Symbolically, the space has been designed around a bright atrium, and follows the wood treatment process: The entrance is dedicated to the reception of raw materials, then there is an area used by designers. Production takes place in the workshop provided for the carpenters and the exhibition space allows designers and craftsmen from Tripoli to showcase their furniture.
The wood processing project is divided into several phases. Phase one of the project was to carry out an in-depth survey of the industry in Tripoli and the surrounding area, bringing together all its carpenters. The results were published on “www.furnituretripoli.com”, which contains a comprehensive map of the wood and furniture sector in Lebanon’s 2nd city. This research provides all the key information, from wood suppliers to end clients, via carpenters and furniture showrooms.
“Over 400 carpentry companies are listed, all of whom will benefit from the project, at least indirectly”, explains project manager Bechara Chemaly.
The same site also offers a series of workshops for those wishing to expand their knowledge and develop certain techniques, or even boost their managerial skills.
“People don’t buy Lebanese any more!”
Market research has also been conducted, providing concrete findings on wooden furniture production in Tripoli and the needs of the local and regional markets.
“Tripoli is known for its classical and baroque furniture. However, the current demand is for functional, contemporary furniture. This is one of the main problems facing the sector: Supply does not match demand”, explains Bechara Chemaly. “People don’t buy Lebanese any more!”

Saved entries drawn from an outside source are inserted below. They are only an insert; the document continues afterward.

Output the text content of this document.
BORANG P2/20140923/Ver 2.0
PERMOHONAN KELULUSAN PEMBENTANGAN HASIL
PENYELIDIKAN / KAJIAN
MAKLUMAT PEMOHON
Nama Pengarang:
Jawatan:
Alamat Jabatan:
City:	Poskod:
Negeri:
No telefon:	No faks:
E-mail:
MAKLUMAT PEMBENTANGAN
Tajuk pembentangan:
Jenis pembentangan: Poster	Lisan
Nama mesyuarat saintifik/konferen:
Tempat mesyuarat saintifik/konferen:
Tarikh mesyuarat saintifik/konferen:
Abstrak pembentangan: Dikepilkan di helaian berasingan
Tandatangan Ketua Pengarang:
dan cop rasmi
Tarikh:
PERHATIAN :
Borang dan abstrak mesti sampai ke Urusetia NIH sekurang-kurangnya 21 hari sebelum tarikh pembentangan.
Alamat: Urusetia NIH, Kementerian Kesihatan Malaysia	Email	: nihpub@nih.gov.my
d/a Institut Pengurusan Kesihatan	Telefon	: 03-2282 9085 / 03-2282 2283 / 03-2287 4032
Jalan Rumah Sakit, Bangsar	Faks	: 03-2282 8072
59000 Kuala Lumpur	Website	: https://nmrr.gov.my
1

“This diagnosis having been made, it has proved very difficult to convince local artisans to change style”, says Alexis Ghosn, project manager at Expertise France. He believes that, “in order for the sector to survive, it must change and produce furniture that meets the demands of the Lebanese market, before considering exporting”. Today, a large volume of furniture is imported from Turkey, China and Egypt, at a very low cost. As a result, prices must adapt to compete with foreign goods.
“As a label, Minjara will therefore offer competitively priced furniture, with European quality, produced by carpenters in Tripoli, explains Alexis Ghosn.
In that spirit, it is Minjara’s role to bring together artisan woodworkers, furniture designers, interior designers and furniture showroom owners in one space. “There is a lack of cooperation and connection between those who design furniture, those who manufacture it and those who sell it. That’s why we want Minjara to bridge the gap between the links in the sector’s supply chain”, explains Chemaly.
Thanking the EU
The workshop is bustling with carpenters. All eyes are on a huge, state-of-the-art machine at their centre. Ali Boksmati, a young man from Tripoli, is teaching the carpenters how to use it. “This machine is intended to help the craftsmen in their work. It saves a lot of time when carving wood. It also offers a great degree of precision. Just enter your chosen design on the computer, and the machine produces it”.
There is a friendly atmosphere among the colleagues and they appreciate the help on offer. Raafat concludes, “We must wholeheartedly thank the EU for this project. Thanks to them, we have hope that our industry will recover.”